Which leads me to my question of yesterday - why do I want to travel in a country where everyone is so damn rude? Where there's no human connection whatsoever except for service people in the tourist industry? I read nothing about this in the guide books. Do people just not notice when they are traveling with a partner because they don't look to interact with the general population? they currently have something like 3 million tourists a year come through Cuba. Which sounds like a lot, but really isn't apparently. They expect 25 MILLION Americans the first year the embargo is lifted! What a total disaster that would be. They have no infrastructure, they don't have nearly the room, and frankly, the attitude towards any travelers is just so bad, it's hard to imagine this would go over very well. People don't think I'm from the US - it has nothing to do with that. They think I'm from Europe. But then again, most people stay on buses in groups of their own and probably don't notice, so I guess in that regard it's no different than anywhere else. I just think of Nepal, my current favorite country that I have traveled to, and I think of how warm and kind the people are there, how your everyday encounters with random people on the street left you feeling encouraged, and I really miss it.

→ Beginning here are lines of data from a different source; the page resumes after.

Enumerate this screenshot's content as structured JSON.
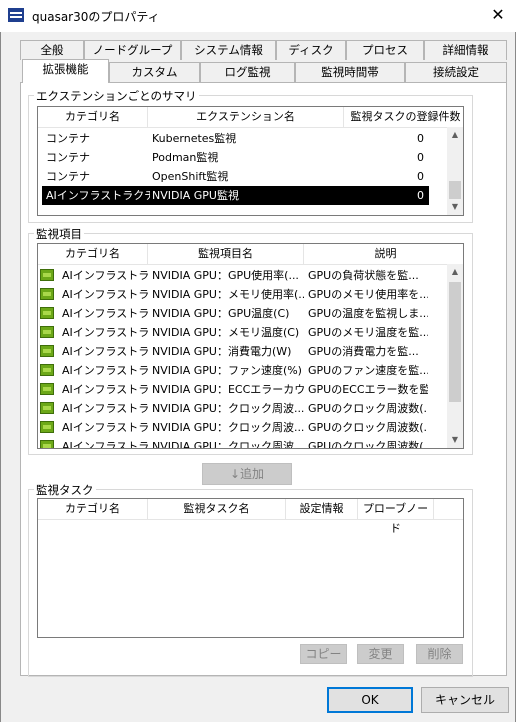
{
  "window": {
    "title": "quasar30のプロパティ",
    "close_glyph": "✕"
  },
  "tabs_row1": [
    "全般",
    "ノードグループ",
    "システム情報",
    "ディスク",
    "プロセス",
    "詳細情報"
  ],
  "tabs_row2": [
    "拡張機能",
    "カスタム",
    "ログ監視",
    "監視時間帯",
    "接続設定"
  ],
  "active_tab": "拡張機能",
  "summary": {
    "group_label": "エクステンションごとのサマリ",
    "headers": [
      "カテゴリ名",
      "エクステンション名",
      "監視タスクの登録件数"
    ],
    "rows": [
      {
        "category": "コンテナ",
        "extension": "Kubernetes監視",
        "count": "0"
      },
      {
        "category": "コンテナ",
        "extension": "Podman監視",
        "count": "0"
      },
      {
        "category": "コンテナ",
        "extension": "OpenShift監視",
        "count": "0"
      },
      {
        "category": "AIインフラストラクチ...",
        "extension": "NVIDIA GPU監視",
        "count": "0",
        "selected": true
      }
    ]
  },
  "items": {
    "group_label": "監視項目",
    "headers": [
      "カテゴリ名",
      "監視項目名",
      "説明"
    ],
    "rows": [
      {
        "category": "AIインフラストラ...",
        "name": "NVIDIA GPU：GPU使用率(...",
        "description": "GPUの負荷状態を監..."
      },
      {
        "category": "AIインフラストラ...",
        "name": "NVIDIA GPU：メモリ使用率(...",
        "description": "GPUのメモリ使用率を..."
      },
      {
        "category": "AIインフラストラ...",
        "name": "NVIDIA GPU：GPU温度(C)",
        "description": "GPUの温度を監視しま..."
      },
      {
        "category": "AIインフラストラ...",
        "name": "NVIDIA GPU：メモリ温度(C)",
        "description": "GPUのメモリ温度を監..."
      },
      {
        "category": "AIインフラストラ...",
        "name": "NVIDIA GPU：消費電力(W)",
        "description": "GPUの消費電力を監..."
      },
      {
        "category": "AIインフラストラ...",
        "name": "NVIDIA GPU：ファン速度(%)",
        "description": "GPUのファン速度を監..."
      },
      {
        "category": "AIインフラストラ...",
        "name": "NVIDIA GPU：ECCエラーカウ...",
        "description": "GPUのECCエラー数を監..."
      },
      {
        "category": "AIインフラストラ...",
        "name": "NVIDIA GPU：クロック周波...",
        "description": "GPUのクロック周波数(..."
      },
      {
        "category": "AIインフラストラ...",
        "name": "NVIDIA GPU：クロック周波...",
        "description": "GPUのクロック周波数(..."
      },
      {
        "category": "AIインフラストラ...",
        "name": "NVIDIA GPU：クロック周波...",
        "description": "GPUのクロック周波数(..."
      }
    ]
  },
  "add_button": "↓追加",
  "tasks": {
    "group_label": "監視タスク",
    "headers": [
      "カテゴリ名",
      "監視タスク名",
      "設定情報",
      "プローブノード"
    ],
    "buttons": {
      "copy": "コピー",
      "edit": "変更",
      "delete": "削除"
    }
  },
  "footer": {
    "ok": "OK",
    "cancel": "キャンセル"
  },
  "colors": {
    "selection": "#000000",
    "gpu_icon": "#6ca818",
    "default_button_border": "#0078d7"
  }
}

I was ready to pack up yesterday. Some guy cat called me last night when I was in a foul mood having been giving the look of death from women all day long, and i ignored him and he said in English (which is rare) "Oh, you won't talk to me because I'm black?" and I almost screamed at him, "No, I won't talk to you because you're acting like a total asshole and disrespecting me by making those obscene noises! Do you seriously think a woman wants to be treated like an animal? What is the matter with you?" but luckily my Spanish couldn't come close to forming two of the words in those sentences let alone the whole thing so I walked off furious. As an aside, I have never seen this happen to a Cuban woman...

Today I am calmer, especially after having a good meal and deciding it's best to not try to say hello to anyone. But it leaves me looking from the outside in like at a movie, rather than a place I am participating in experiencing, and I'm not sure how I feel about that. In heavily Muslim countries in Africa people won't talk to you, either, but they are never rude, they just ignore you, and you know that going into it, that they are taught to not talk to non-Muslim strangers, so it doesn't feel so bad.

I hope the tides turn in my next location, because I really, really, really want to love Cuba, and from what I have seen so far, I feel like it's possible. But for now we'll leave it at love/hate.